Taken in the light most favorable to the Plaintiff, the alleged facts show that the Defendants' conduct violated clearly established constitutional rights and it would have been clear to reasonable Jail officials in the Defendants' positions that their conduct was constitutionally unlawful.

RECOMMENDATION

For the reasons set out above, the Court respectfully RECOMMENDS that the Motion to Dismiss (Docket Entry No. 52) of Defendants Debra Wagonschutz and Craig D'Apolito be DENIED.
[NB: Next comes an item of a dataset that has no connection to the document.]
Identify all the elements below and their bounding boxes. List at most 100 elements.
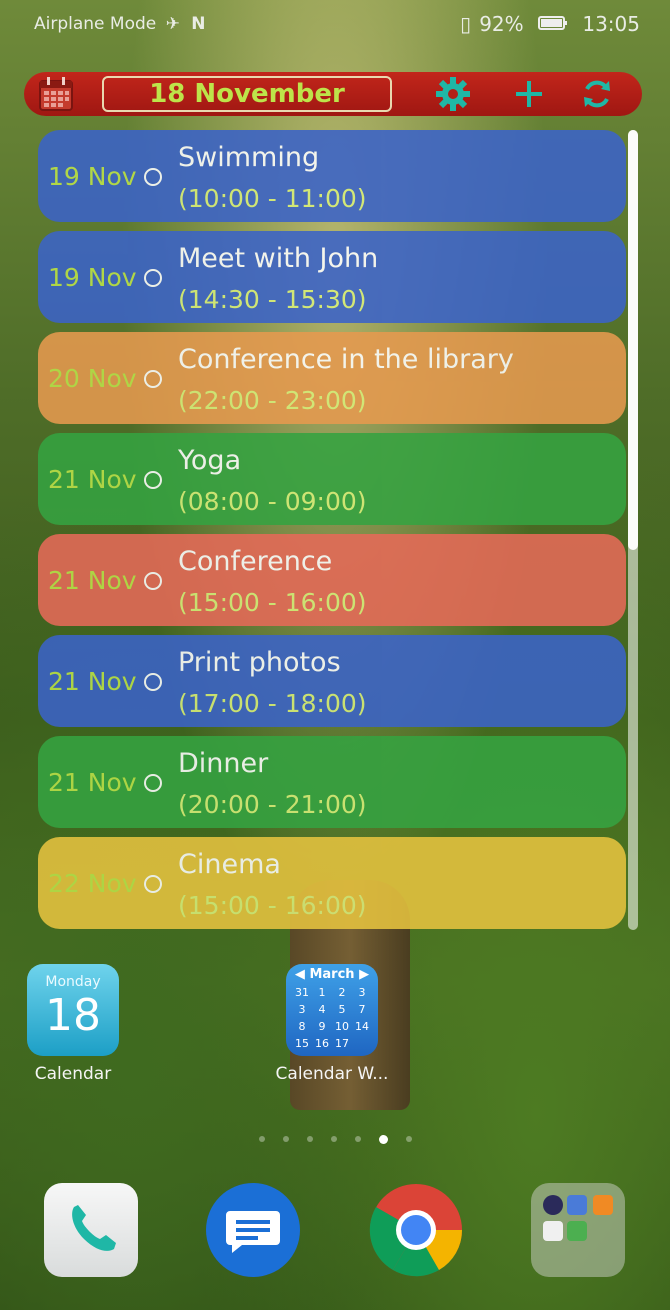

ANY OBJECTIONS to this Report and Recommendation must be filed with the Clerk of Court within fourteen (14) days of service of this Report and Recommendation and must state with particularity the specific portions of this Report and Recommendation to which objection is made. Failure to file written objections within the specified time can be deemed a waiver of the right to appeal the District Court's Order regarding the Report and Recommendation. See Thomas v. Arn , 474 U.S. 140, 106 S.Ct. 466, 88 L.Ed.2d 435 (1985); United States v. Walters , 638 F.2d 947 (6th Cir. 1981).